Morgan Stanley's E*TRADE Move: A View From The Industry

Tom Burroughes, Group Editor, February 21, 2020


A day after Morgan Stanley announced one of the biggest M&A deals made by a bank since the 2008 crackup, a figure at a large US wealth management firm that has made big strides recently weighs in on what the transaction means.

Following yesterday's blockbuster announcement from Morgan Stanley that it is buying E*TRADE (reported elsewhere here), a senior figure in the US wealth management industry has cast his thoughts about what it means for the North American wealth management industry. (For that matter, even people outside the US will want to ponder the agreement to learn lessons.)

The comments come from Shirl Penney, chief executive of Dynasty Financial Partners. Dynasty is part of a new breed of organization in wealth management: pulling together registered investment advisors, providing them with support, capital, and advice about strategy and succession. Its own ascent reflects the "breakaway" narrative that has been a trend in North American wealth management for the past decade and more. 

Penney is no stranger to making big moves – last year his firm moved its corporate HQ to St Petersburg in Florida from New York City.
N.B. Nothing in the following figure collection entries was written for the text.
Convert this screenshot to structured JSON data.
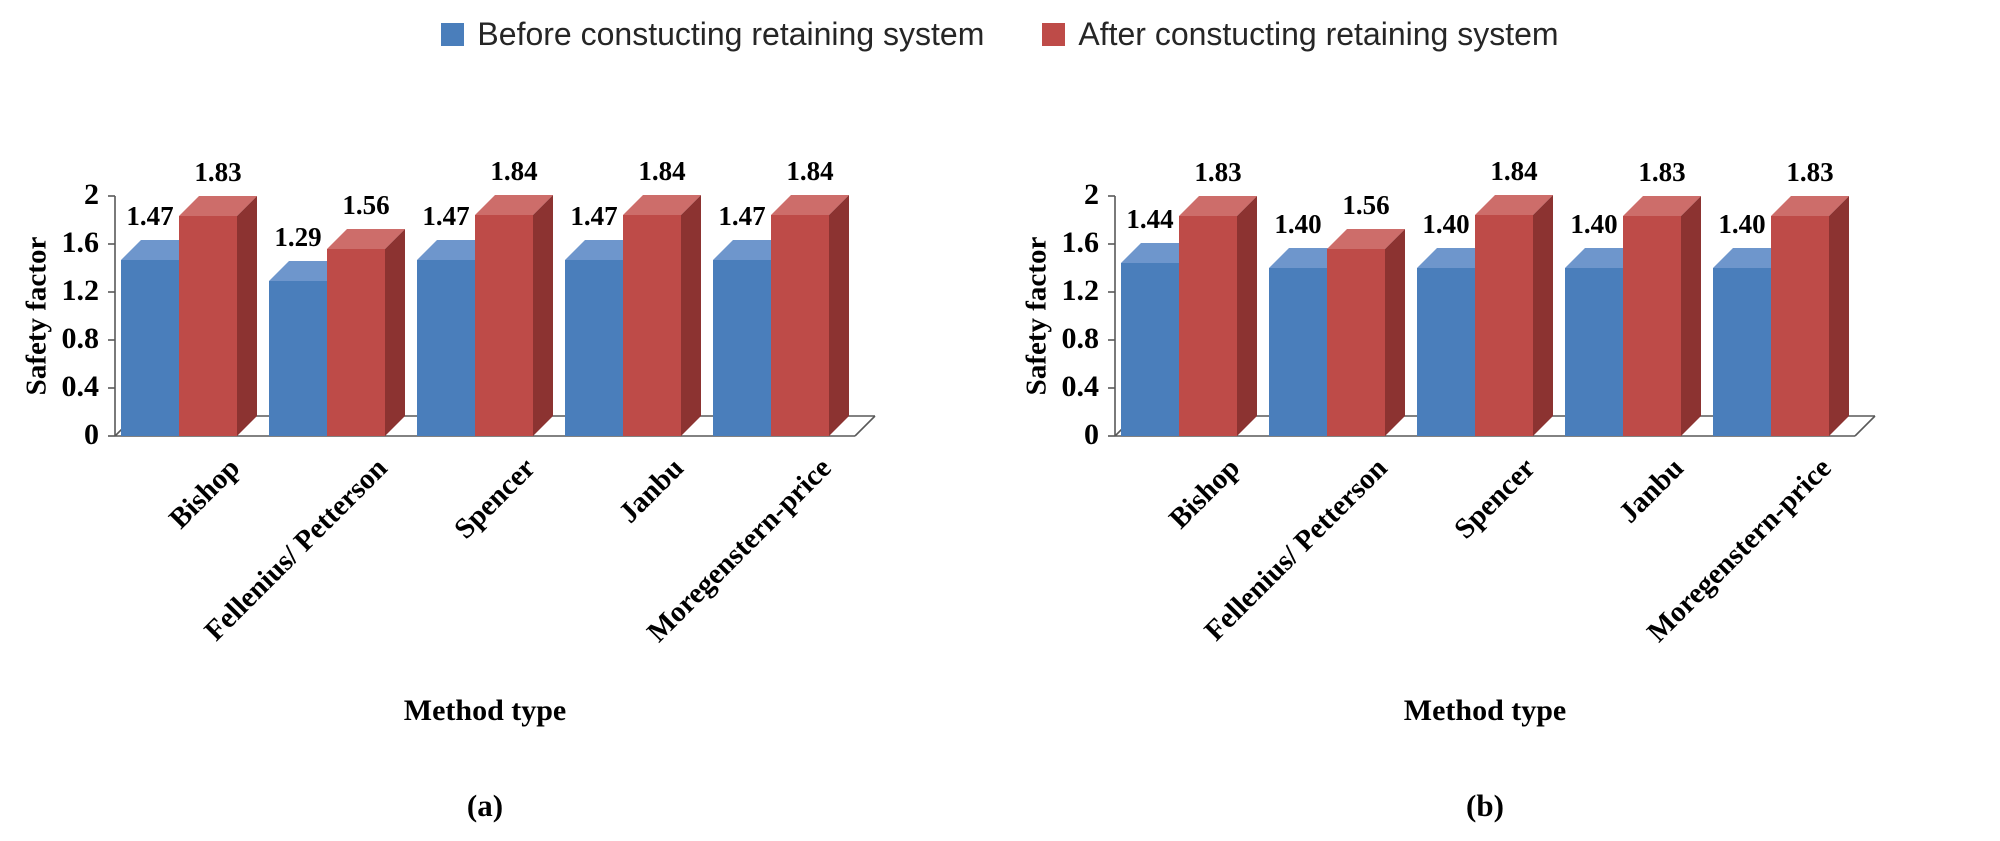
{
  "legend": {
    "items": [
      {
        "label": "Before constucting retaining system",
        "color": "#4A7EBB"
      },
      {
        "label": "After constucting retaining system",
        "color": "#BE4B48"
      }
    ]
  },
  "chart_data": [
    {
      "type": "bar",
      "projection": "3d",
      "caption": "(a)",
      "xlabel": "Method type",
      "ylabel": "Safety factor",
      "ylim": [
        0,
        2
      ],
      "ytick_labels": [
        "0",
        "0.4",
        "0.8",
        "1.2",
        "1.6",
        "2"
      ],
      "categories": [
        "Bishop",
        "Fellenius/ Petterson",
        "Spencer",
        "Janbu",
        "Moregenstern-price"
      ],
      "series": [
        {
          "name": "Before constucting retaining system",
          "values": [
            1.47,
            1.29,
            1.47,
            1.47,
            1.47
          ],
          "color_front": "#4A7EBB",
          "color_top": "#6E96CC",
          "color_side": "#31598C"
        },
        {
          "name": "After constucting retaining system",
          "values": [
            1.83,
            1.56,
            1.84,
            1.84,
            1.84
          ],
          "color_front": "#BE4B48",
          "color_top": "#CD6D6A",
          "color_side": "#8C3331"
        }
      ],
      "legend_position": "top",
      "grid": false
    },
    {
      "type": "bar",
      "projection": "3d",
      "caption": "(b)",
      "xlabel": "Method type",
      "ylabel": "Safety factor",
      "ylim": [
        0,
        2
      ],
      "ytick_labels": [
        "0",
        "0.4",
        "0.8",
        "1.2",
        "1.6",
        "2"
      ],
      "categories": [
        "Bishop",
        "Fellenius/ Petterson",
        "Spencer",
        "Janbu",
        "Moregenstern-price"
      ],
      "series": [
        {
          "name": "Before constucting retaining system",
          "values": [
            1.44,
            1.4,
            1.4,
            1.4,
            1.4
          ],
          "color_front": "#4A7EBB",
          "color_top": "#6E96CC",
          "color_side": "#31598C"
        },
        {
          "name": "After constucting retaining system",
          "values": [
            1.83,
            1.56,
            1.84,
            1.83,
            1.83
          ],
          "color_front": "#BE4B48",
          "color_top": "#CD6D6A",
          "color_side": "#8C3331"
        }
      ],
      "legend_position": "top",
      "grid": false
    }
  ]
}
Such a shift is far from unusual; when Charles Schwab agreed to buy TD Ameritrade, a deal similar in many ways to the Morgan Stanley/E*TRADE one, Charles Schwab said it was moving its corporate HQ from San Francisco to Westlake, Texas.

We welcome others in the Family Wealth Report community to tell us what you think about this transaction. Email 

Shirl Penney:
“The near-term wins I see are first and foremost the piece that I think outsiders don’t appreciate as much: stock plan. Combining two of the largest stock plan players will give Morgan Stanley over 4,000 corporate clients with nearly $600 billion in stock. Morgan Stanley is good at capturing reinvestment opportunity with the corporate executives, thus a huge potential win here.  Though they have slowly moved away from empowering their best sales assets (their advisors) and have created internal service desks to cover more of the execs, it will been interesting to see if they let the advisors back in more or double down on desks to try to institutionalize the client accounts. 

“There will also be significant cost synergy in this deal, which in large part, unfortunately, means layoffs of many good people. But one of the challenges of being in a declining margin business that is consolidating is that jobs shrink not expand.

E*TRADE has an online bank and its online trading and direct-to-consumer business allows them to collect cash and capture spreads on that cash. Eventually rates will rise and Morgan Stanley will benefit from the expanded cash options. Hidden in plain sight here, though with the direct-to-consumer business, is the fact that it is `direct-to-consumer’. As firms like Morgan Stanley look to increase institutionalizing client relationships with firms, this will help accelerate that consumer brand.

“When combined with other strategies to make advisors or brokers more employees/relationship managers, such as leaving the broker protocol, getting them to sign retirement deals etc, it all ties to a strategy where the client has more of a relationship with the brand and less with any intermediary (the advisor).